My dearest blog, how it must've seemed that I've abandoned you! Fret not, for it was not I who abandoned you but circumstance that created chasm between us. As Ulysses once said in the Odyssey: "There is a time for making speeches, and a time for going to bed" and I'm afraid the latter does not pertain to us at this very moment. This blog post will be lengthier than
normal and serves as an update to what I have done since the last post.

Update

In the last update (I recommend reading it) I stated that I figured out how to draw the correctly weighted pJetPt with the partonic weight but was confounded on  how to save it to a TH1F. With a script that I wrote, I produced the following plot that has t->Draw("pjetPt","partonicWeight") plotted with the histogram that I created. The histogram was created by looping through the number of entries in the TTree, grabbing the weight and pJetPt for that entry in the TTree,  and filling the T1HF with the appropriate pJetPt and partonic weight. 


As useful (or not useful) as that may be, it is of no use to the TMVA regression but serves as sanity check. 

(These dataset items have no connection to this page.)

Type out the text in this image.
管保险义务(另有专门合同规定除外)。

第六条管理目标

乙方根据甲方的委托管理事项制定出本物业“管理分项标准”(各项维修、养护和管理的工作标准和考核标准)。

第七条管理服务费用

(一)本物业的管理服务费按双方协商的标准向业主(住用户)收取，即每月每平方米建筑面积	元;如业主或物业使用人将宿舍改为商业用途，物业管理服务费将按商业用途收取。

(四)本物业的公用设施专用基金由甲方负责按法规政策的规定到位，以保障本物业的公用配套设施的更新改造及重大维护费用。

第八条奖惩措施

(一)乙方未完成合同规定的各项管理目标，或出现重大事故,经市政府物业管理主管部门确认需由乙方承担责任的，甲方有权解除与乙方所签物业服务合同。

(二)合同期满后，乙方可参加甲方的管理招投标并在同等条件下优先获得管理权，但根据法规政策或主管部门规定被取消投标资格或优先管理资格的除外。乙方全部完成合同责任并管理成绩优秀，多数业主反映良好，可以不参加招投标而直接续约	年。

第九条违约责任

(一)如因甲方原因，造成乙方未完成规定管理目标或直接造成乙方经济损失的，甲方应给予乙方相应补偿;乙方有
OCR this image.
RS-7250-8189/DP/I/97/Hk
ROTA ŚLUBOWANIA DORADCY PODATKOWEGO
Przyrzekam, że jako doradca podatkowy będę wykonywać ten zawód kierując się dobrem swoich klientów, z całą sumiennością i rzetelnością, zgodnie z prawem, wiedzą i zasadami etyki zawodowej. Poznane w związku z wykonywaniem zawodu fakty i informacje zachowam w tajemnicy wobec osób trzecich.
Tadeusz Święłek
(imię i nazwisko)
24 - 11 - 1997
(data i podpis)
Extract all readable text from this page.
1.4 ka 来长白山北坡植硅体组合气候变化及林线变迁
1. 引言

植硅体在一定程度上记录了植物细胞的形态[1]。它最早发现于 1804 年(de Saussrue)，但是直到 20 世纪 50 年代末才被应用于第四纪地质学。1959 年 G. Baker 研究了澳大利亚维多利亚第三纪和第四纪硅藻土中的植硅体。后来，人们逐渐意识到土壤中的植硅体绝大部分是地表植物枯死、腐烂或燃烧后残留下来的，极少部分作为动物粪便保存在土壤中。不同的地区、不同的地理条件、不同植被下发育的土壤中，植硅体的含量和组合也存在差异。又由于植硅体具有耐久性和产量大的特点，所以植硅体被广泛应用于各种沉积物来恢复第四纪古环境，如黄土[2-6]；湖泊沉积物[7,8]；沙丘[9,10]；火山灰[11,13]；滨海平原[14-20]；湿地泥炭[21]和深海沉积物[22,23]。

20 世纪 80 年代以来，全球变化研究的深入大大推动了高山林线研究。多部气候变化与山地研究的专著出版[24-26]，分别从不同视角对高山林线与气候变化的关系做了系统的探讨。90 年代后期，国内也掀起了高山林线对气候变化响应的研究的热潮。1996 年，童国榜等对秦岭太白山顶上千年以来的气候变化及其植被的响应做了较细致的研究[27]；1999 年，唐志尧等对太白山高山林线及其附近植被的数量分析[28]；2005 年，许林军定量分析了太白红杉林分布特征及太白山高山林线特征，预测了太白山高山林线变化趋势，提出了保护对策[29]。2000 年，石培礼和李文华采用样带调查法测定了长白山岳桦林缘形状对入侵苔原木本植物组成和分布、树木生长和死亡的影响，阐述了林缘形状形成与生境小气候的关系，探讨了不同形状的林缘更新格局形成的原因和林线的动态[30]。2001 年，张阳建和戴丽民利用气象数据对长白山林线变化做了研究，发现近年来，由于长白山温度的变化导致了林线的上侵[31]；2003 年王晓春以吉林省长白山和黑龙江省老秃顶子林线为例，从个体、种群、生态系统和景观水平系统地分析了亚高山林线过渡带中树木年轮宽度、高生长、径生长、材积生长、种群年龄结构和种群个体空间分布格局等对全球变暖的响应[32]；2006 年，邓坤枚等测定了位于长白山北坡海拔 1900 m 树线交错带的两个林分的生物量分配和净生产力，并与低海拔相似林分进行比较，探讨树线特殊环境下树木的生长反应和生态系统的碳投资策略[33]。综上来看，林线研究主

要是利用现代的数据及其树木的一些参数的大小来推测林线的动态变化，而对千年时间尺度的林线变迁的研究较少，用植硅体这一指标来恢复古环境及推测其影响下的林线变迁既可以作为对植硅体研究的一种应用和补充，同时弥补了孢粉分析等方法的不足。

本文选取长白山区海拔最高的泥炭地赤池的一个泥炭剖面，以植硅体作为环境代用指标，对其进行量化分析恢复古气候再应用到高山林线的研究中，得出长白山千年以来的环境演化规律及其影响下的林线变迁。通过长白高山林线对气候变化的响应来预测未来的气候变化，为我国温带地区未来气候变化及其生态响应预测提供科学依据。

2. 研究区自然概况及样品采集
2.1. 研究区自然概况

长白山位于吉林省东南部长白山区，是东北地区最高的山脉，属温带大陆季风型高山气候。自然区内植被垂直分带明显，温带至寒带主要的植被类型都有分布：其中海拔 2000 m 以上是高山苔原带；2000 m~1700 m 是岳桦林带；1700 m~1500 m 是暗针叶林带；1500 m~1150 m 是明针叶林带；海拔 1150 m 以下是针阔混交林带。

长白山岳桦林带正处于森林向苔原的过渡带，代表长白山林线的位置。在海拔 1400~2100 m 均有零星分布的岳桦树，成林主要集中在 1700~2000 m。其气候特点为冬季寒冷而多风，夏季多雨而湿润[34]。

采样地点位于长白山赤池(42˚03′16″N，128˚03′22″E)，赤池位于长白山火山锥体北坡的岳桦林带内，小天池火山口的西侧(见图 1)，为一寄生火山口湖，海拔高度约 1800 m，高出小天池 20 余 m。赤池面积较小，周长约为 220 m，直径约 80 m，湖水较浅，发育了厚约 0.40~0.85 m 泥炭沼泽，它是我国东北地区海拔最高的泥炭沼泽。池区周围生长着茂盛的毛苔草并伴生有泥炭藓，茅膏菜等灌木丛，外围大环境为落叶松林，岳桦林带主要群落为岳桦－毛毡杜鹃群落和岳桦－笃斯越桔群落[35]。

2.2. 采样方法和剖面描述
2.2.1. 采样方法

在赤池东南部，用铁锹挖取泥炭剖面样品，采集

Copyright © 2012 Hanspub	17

My biggest concern for the TMVA regression was giving TMVA the correctly weighted pJetpT distribution. The reason behind this concern goes as follows:

  • The regression depends on the target variable (the pJetPt dist. passed in) 
  • TMVA will perform a regression based on this target variable. 
  • If the target variable is not "correct", it will still perform the regression correctly (based on the method chosen) but won't produce the regression that is sought after. Rather, it will be a regression that is "incorrect".

TMVA has a "Setweightexpression()" in which you can pass event-by-event weights to your input variables. However, I digressed from using this initially due to not knowing if this applied the weight to the target variable, the regression variables, or both. I attempted then to apply the weights myself by calling the the pJetPt and partonicWeight from each entry in the TTree and naively multiplying them together in a loop. KNOWING that this will not yield what I wanted, I still wanted to look at the result. That is seen in the next plot:

pJetPt*partonicWeight 


From just a quick glance at this, one can tell this is NOT what one wants.Nonetheless, I learned something from this and moved on. I began investigating the "setweightexpression()" that TMVA has to offer and how it is actually applied. 

SetweightExpression()

I have gleaned that "setweightexpression()" applies the weights to target variable and not the regression variables. This can be seen in the following plot in which I ran the TMVA regression (with only one method: MLP) with and without using the "setweightexpression()" function. The MLP results were grabbed from the TrainTree which accounts for the different number of entries.


Looking at the different regression outputs, the blue (with setweightexpression) plot is clearly different from the green and red. Additionally, one can see that the red (without seweightexpression) follows the same sort of decay that pJetPt does (which is without the weights). I infer that setweightexpression() applies the weights to only the target variable. Comparing the pJetPt with the weights applied and the regression that this method (MLP) produced is seen in the following deviation plot.

Deviation Plot

Just utilizing this MLP method, there is large discrepancies between the regression output and the true pJetpT (weighted distribution) at low pT. This is expected due to the larger number of events in this lower pT region. This is not to say that we should cast all worry in the larger pT region away. The primary purpose of this entry was to demonstrate and record how setweightexpression was working to lay rest the set of concerns surrounding this question to make way for another set concerns. The logical step now is to explore the different TMVA methods to reduce the deviation between true and regression pT, parametrize even further the regression to investigate feature importance, and eventually create a regression for what this is intended for: pions-in-jets with pT,jT, and Z.